In the morning, the Facebook algorithms decided that Joel from 2018 had a message for the Joel from 2021 and popped up a memory I posted containing this quote:
“If you can keep your head when all about you Are losing theirs and blaming it on you, If you can trust yourself when all men doubt you, But make allowance for their doubting too. If you can wait and not be tired by waiting, Or being lied about, don’t deal in lies, Or being hated, don’t give way to hating, And yet don’t look too good, nor talk too wise: If you can dream—and not make dreams your master; If you can think—and not make thoughts your aim; If you can meet with Triumph and Disaster, And treat those two impostors just the same; If you can bear to hear the truth you’ve spoken Twisted by knaves to make a trap for fools, Or watch the things you gave your life to, broken, And stoop and build ’em up with worn-out tools: If you can make a heap of all your winnings And risk it on one turn of pitch-and-toss,And lose, and start again at your beginnings And never breathe a word about your loss; If you can force your heart and nerve and sinew. To serve your turn long after they are gone, And so hold on when there is nothing in you Except the Will which says to them: “Hold on!”If you can talk with crowds and keep your virtue, Or walk with Kings—nor lose the common touch, If neither foes nor loving friends can hurt you, If all men count with you, but none too much; If you can fill the unforgiving minute With sixty seconds’ worth of distance run, Yours is the Earth and everything that’s in it, And—which is more—you’ll be a Man, my son”

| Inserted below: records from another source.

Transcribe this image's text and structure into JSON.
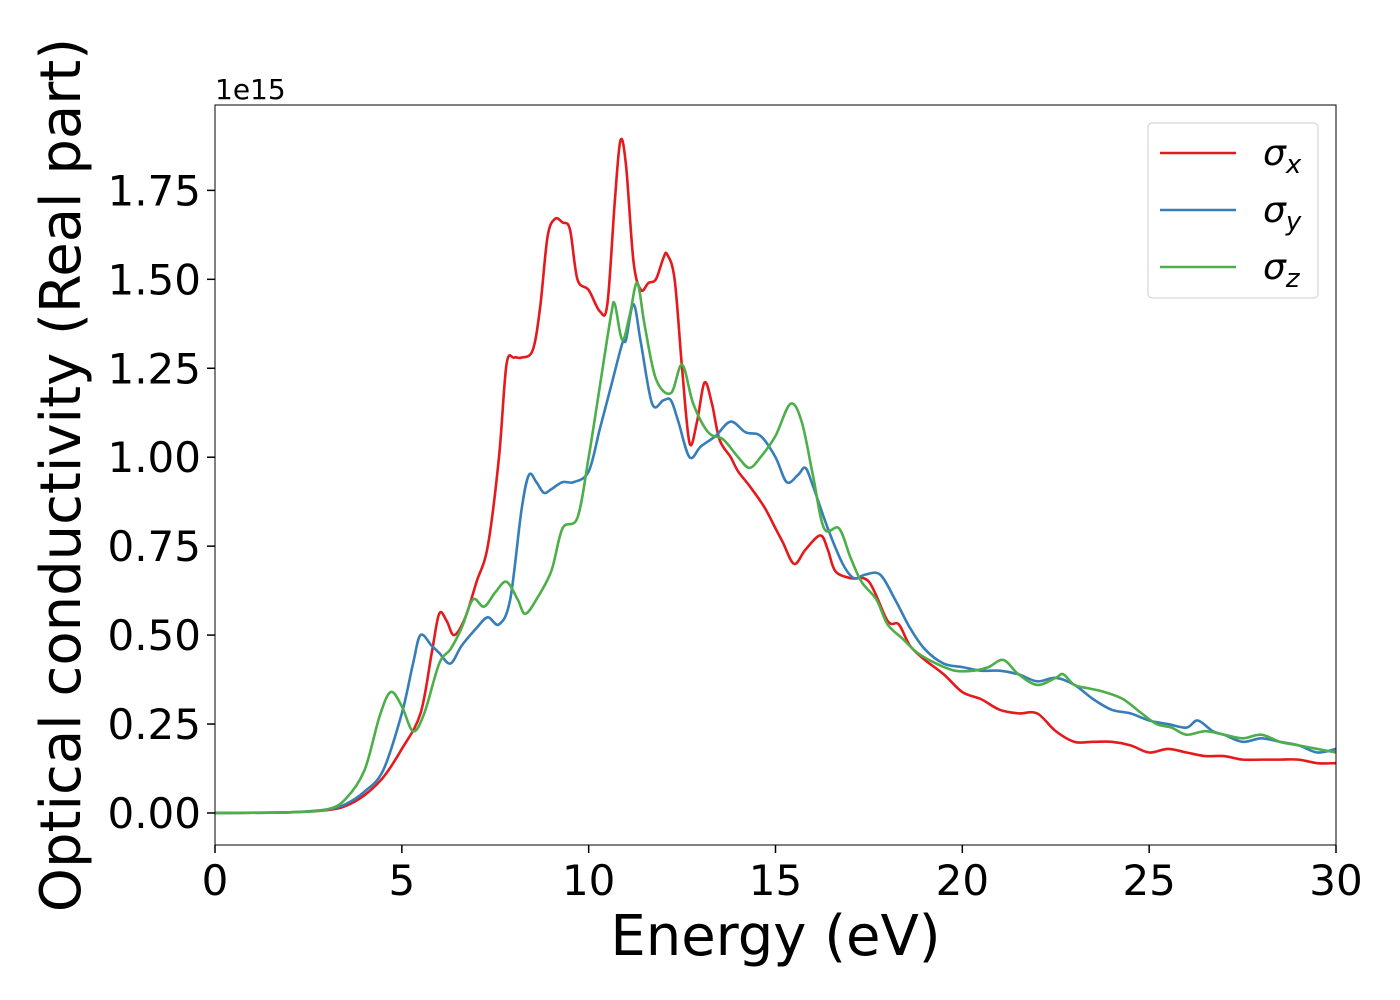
{
  "chart_data": {
    "type": "line",
    "xlabel": "Energy (eV)",
    "ylabel": "Optical conductivity (Real part)",
    "y_offset_text": "1e15",
    "y_scale_factor": 1000000000000000.0,
    "xlim": [
      0,
      30
    ],
    "ylim": [
      -0.09,
      1.99
    ],
    "xticks": [
      0,
      5,
      10,
      15,
      20,
      25,
      30
    ],
    "xtick_labels": [
      "0",
      "5",
      "10",
      "15",
      "20",
      "25",
      "30"
    ],
    "yticks": [
      0,
      0.25,
      0.5,
      0.75,
      1.0,
      1.25,
      1.5,
      1.75
    ],
    "ytick_labels": [
      "0.00",
      "0.25",
      "0.50",
      "0.75",
      "1.00",
      "1.25",
      "1.50",
      "1.75"
    ],
    "grid": false,
    "legend_position": "top-right",
    "series": [
      {
        "name": "σx",
        "base": "σ",
        "sub": "x",
        "color": "#e41a1c",
        "points": [
          [
            0,
            0
          ],
          [
            2,
            0.002
          ],
          [
            3,
            0.008
          ],
          [
            3.5,
            0.02
          ],
          [
            4,
            0.05
          ],
          [
            4.5,
            0.1
          ],
          [
            5,
            0.18
          ],
          [
            5.5,
            0.28
          ],
          [
            5.8,
            0.45
          ],
          [
            6,
            0.56
          ],
          [
            6.2,
            0.54
          ],
          [
            6.4,
            0.5
          ],
          [
            6.7,
            0.55
          ],
          [
            7,
            0.65
          ],
          [
            7.3,
            0.75
          ],
          [
            7.6,
            1.0
          ],
          [
            7.8,
            1.26
          ],
          [
            8,
            1.28
          ],
          [
            8.2,
            1.28
          ],
          [
            8.5,
            1.3
          ],
          [
            8.7,
            1.42
          ],
          [
            8.9,
            1.62
          ],
          [
            9.1,
            1.67
          ],
          [
            9.3,
            1.66
          ],
          [
            9.5,
            1.64
          ],
          [
            9.7,
            1.5
          ],
          [
            10,
            1.47
          ],
          [
            10.3,
            1.41
          ],
          [
            10.5,
            1.43
          ],
          [
            10.7,
            1.72
          ],
          [
            10.85,
            1.89
          ],
          [
            11.0,
            1.82
          ],
          [
            11.2,
            1.55
          ],
          [
            11.4,
            1.47
          ],
          [
            11.6,
            1.49
          ],
          [
            11.8,
            1.5
          ],
          [
            12,
            1.56
          ],
          [
            12.1,
            1.57
          ],
          [
            12.3,
            1.5
          ],
          [
            12.5,
            1.25
          ],
          [
            12.7,
            1.04
          ],
          [
            12.9,
            1.1
          ],
          [
            13.1,
            1.21
          ],
          [
            13.3,
            1.15
          ],
          [
            13.5,
            1.05
          ],
          [
            13.8,
            1.0
          ],
          [
            14,
            0.96
          ],
          [
            14.3,
            0.92
          ],
          [
            14.7,
            0.86
          ],
          [
            15,
            0.8
          ],
          [
            15.2,
            0.76
          ],
          [
            15.5,
            0.7
          ],
          [
            15.8,
            0.74
          ],
          [
            16.2,
            0.78
          ],
          [
            16.4,
            0.74
          ],
          [
            16.6,
            0.68
          ],
          [
            17,
            0.66
          ],
          [
            17.5,
            0.65
          ],
          [
            18,
            0.54
          ],
          [
            18.3,
            0.53
          ],
          [
            18.6,
            0.47
          ],
          [
            19,
            0.43
          ],
          [
            19.5,
            0.39
          ],
          [
            20,
            0.34
          ],
          [
            20.5,
            0.32
          ],
          [
            21,
            0.29
          ],
          [
            21.5,
            0.28
          ],
          [
            22,
            0.28
          ],
          [
            22.5,
            0.23
          ],
          [
            23,
            0.2
          ],
          [
            23.5,
            0.2
          ],
          [
            24,
            0.2
          ],
          [
            24.5,
            0.19
          ],
          [
            25,
            0.17
          ],
          [
            25.5,
            0.18
          ],
          [
            26,
            0.17
          ],
          [
            26.5,
            0.16
          ],
          [
            27,
            0.16
          ],
          [
            27.5,
            0.15
          ],
          [
            28,
            0.15
          ],
          [
            28.5,
            0.15
          ],
          [
            29,
            0.15
          ],
          [
            29.5,
            0.14
          ],
          [
            30,
            0.14
          ]
        ]
      },
      {
        "name": "σy",
        "base": "σ",
        "sub": "y",
        "color": "#377eb8",
        "points": [
          [
            0,
            0
          ],
          [
            2,
            0.002
          ],
          [
            3,
            0.01
          ],
          [
            3.5,
            0.025
          ],
          [
            4,
            0.06
          ],
          [
            4.5,
            0.12
          ],
          [
            5,
            0.28
          ],
          [
            5.3,
            0.42
          ],
          [
            5.5,
            0.5
          ],
          [
            5.8,
            0.47
          ],
          [
            6,
            0.45
          ],
          [
            6.3,
            0.42
          ],
          [
            6.6,
            0.47
          ],
          [
            7,
            0.52
          ],
          [
            7.3,
            0.55
          ],
          [
            7.6,
            0.53
          ],
          [
            7.9,
            0.6
          ],
          [
            8.2,
            0.85
          ],
          [
            8.4,
            0.95
          ],
          [
            8.6,
            0.93
          ],
          [
            8.8,
            0.9
          ],
          [
            9,
            0.91
          ],
          [
            9.3,
            0.93
          ],
          [
            9.6,
            0.93
          ],
          [
            10,
            0.96
          ],
          [
            10.3,
            1.08
          ],
          [
            10.6,
            1.2
          ],
          [
            10.9,
            1.32
          ],
          [
            11.0,
            1.33
          ],
          [
            11.2,
            1.43
          ],
          [
            11.4,
            1.32
          ],
          [
            11.7,
            1.15
          ],
          [
            12,
            1.16
          ],
          [
            12.2,
            1.16
          ],
          [
            12.4,
            1.1
          ],
          [
            12.7,
            1.0
          ],
          [
            13,
            1.03
          ],
          [
            13.4,
            1.06
          ],
          [
            13.8,
            1.1
          ],
          [
            14.2,
            1.07
          ],
          [
            14.6,
            1.06
          ],
          [
            15,
            1.0
          ],
          [
            15.3,
            0.93
          ],
          [
            15.6,
            0.95
          ],
          [
            15.8,
            0.97
          ],
          [
            16,
            0.92
          ],
          [
            16.4,
            0.8
          ],
          [
            16.8,
            0.7
          ],
          [
            17.1,
            0.66
          ],
          [
            17.4,
            0.67
          ],
          [
            17.8,
            0.67
          ],
          [
            18.2,
            0.6
          ],
          [
            18.6,
            0.52
          ],
          [
            19,
            0.46
          ],
          [
            19.5,
            0.42
          ],
          [
            20,
            0.41
          ],
          [
            20.5,
            0.4
          ],
          [
            21,
            0.4
          ],
          [
            21.5,
            0.39
          ],
          [
            22,
            0.37
          ],
          [
            22.5,
            0.38
          ],
          [
            23,
            0.36
          ],
          [
            23.5,
            0.32
          ],
          [
            24,
            0.29
          ],
          [
            24.5,
            0.28
          ],
          [
            25,
            0.26
          ],
          [
            25.5,
            0.25
          ],
          [
            26,
            0.24
          ],
          [
            26.3,
            0.26
          ],
          [
            26.7,
            0.23
          ],
          [
            27,
            0.22
          ],
          [
            27.5,
            0.2
          ],
          [
            28,
            0.21
          ],
          [
            28.5,
            0.2
          ],
          [
            29,
            0.19
          ],
          [
            29.5,
            0.17
          ],
          [
            30,
            0.18
          ]
        ]
      },
      {
        "name": "σz",
        "base": "σ",
        "sub": "z",
        "color": "#4daf4a",
        "points": [
          [
            0,
            0
          ],
          [
            2,
            0.002
          ],
          [
            3,
            0.01
          ],
          [
            3.5,
            0.04
          ],
          [
            4,
            0.12
          ],
          [
            4.4,
            0.27
          ],
          [
            4.7,
            0.34
          ],
          [
            5,
            0.3
          ],
          [
            5.3,
            0.23
          ],
          [
            5.6,
            0.28
          ],
          [
            6,
            0.42
          ],
          [
            6.3,
            0.46
          ],
          [
            6.6,
            0.52
          ],
          [
            6.9,
            0.6
          ],
          [
            7.2,
            0.58
          ],
          [
            7.5,
            0.62
          ],
          [
            7.8,
            0.65
          ],
          [
            8.1,
            0.6
          ],
          [
            8.3,
            0.56
          ],
          [
            8.6,
            0.6
          ],
          [
            9,
            0.68
          ],
          [
            9.3,
            0.8
          ],
          [
            9.7,
            0.83
          ],
          [
            10,
            1.0
          ],
          [
            10.3,
            1.2
          ],
          [
            10.6,
            1.4
          ],
          [
            10.7,
            1.43
          ],
          [
            10.9,
            1.33
          ],
          [
            11.1,
            1.4
          ],
          [
            11.3,
            1.49
          ],
          [
            11.5,
            1.37
          ],
          [
            11.8,
            1.22
          ],
          [
            12.2,
            1.18
          ],
          [
            12.5,
            1.26
          ],
          [
            12.8,
            1.15
          ],
          [
            13.2,
            1.07
          ],
          [
            13.6,
            1.05
          ],
          [
            14,
            1.0
          ],
          [
            14.3,
            0.97
          ],
          [
            14.6,
            1.0
          ],
          [
            15,
            1.06
          ],
          [
            15.4,
            1.15
          ],
          [
            15.7,
            1.1
          ],
          [
            16,
            0.95
          ],
          [
            16.3,
            0.8
          ],
          [
            16.7,
            0.8
          ],
          [
            17,
            0.72
          ],
          [
            17.3,
            0.65
          ],
          [
            17.7,
            0.6
          ],
          [
            18,
            0.53
          ],
          [
            18.4,
            0.49
          ],
          [
            18.8,
            0.45
          ],
          [
            19.3,
            0.42
          ],
          [
            19.8,
            0.4
          ],
          [
            20.3,
            0.4
          ],
          [
            20.7,
            0.41
          ],
          [
            21.1,
            0.43
          ],
          [
            21.5,
            0.39
          ],
          [
            22,
            0.36
          ],
          [
            22.5,
            0.38
          ],
          [
            22.7,
            0.39
          ],
          [
            23,
            0.36
          ],
          [
            23.4,
            0.35
          ],
          [
            23.8,
            0.34
          ],
          [
            24.3,
            0.32
          ],
          [
            24.8,
            0.28
          ],
          [
            25.2,
            0.25
          ],
          [
            25.6,
            0.24
          ],
          [
            26,
            0.22
          ],
          [
            26.5,
            0.23
          ],
          [
            27,
            0.22
          ],
          [
            27.5,
            0.21
          ],
          [
            28,
            0.22
          ],
          [
            28.5,
            0.2
          ],
          [
            29,
            0.19
          ],
          [
            29.5,
            0.18
          ],
          [
            30,
            0.17
          ]
        ]
      }
    ]
  }
}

by British Nobel laureate Rudyard Kipling, written circa 1895
What did I take from this? Solitude. It likely comes from my experiences with extreme conditions where the goal is to reduce your wants and needs to the absolute minimum, sever all ties to material things, and focus on the fundamental requirements of life such as air and water. More than a few times, I have been in survival situations (training and real-life) where absence of food, warmth, comfort, and certainty of the future were critical factors. Reduced to literally nothing, no God, no greater social purpose, no other requirements than to meet the absolute minimal biological needs of the human body, in this space there is joy; there is peace.
Sometimes we unwittingly drink our own Kool-aid. By remembering that all the pressure and stress is made up and self-imposed, we can choose to walk away from it all and re-decide what matters and what we are choosing to do with our precious resources of time and energy.
I guess I should go back to working on my chapter. I acknowledge that, though it is worthy exercise that I am choosing to participate in, I will not trade it for my quality of life.
“Life moves pretty fast. If you don’t stop and look around once in a while, you could miss it.”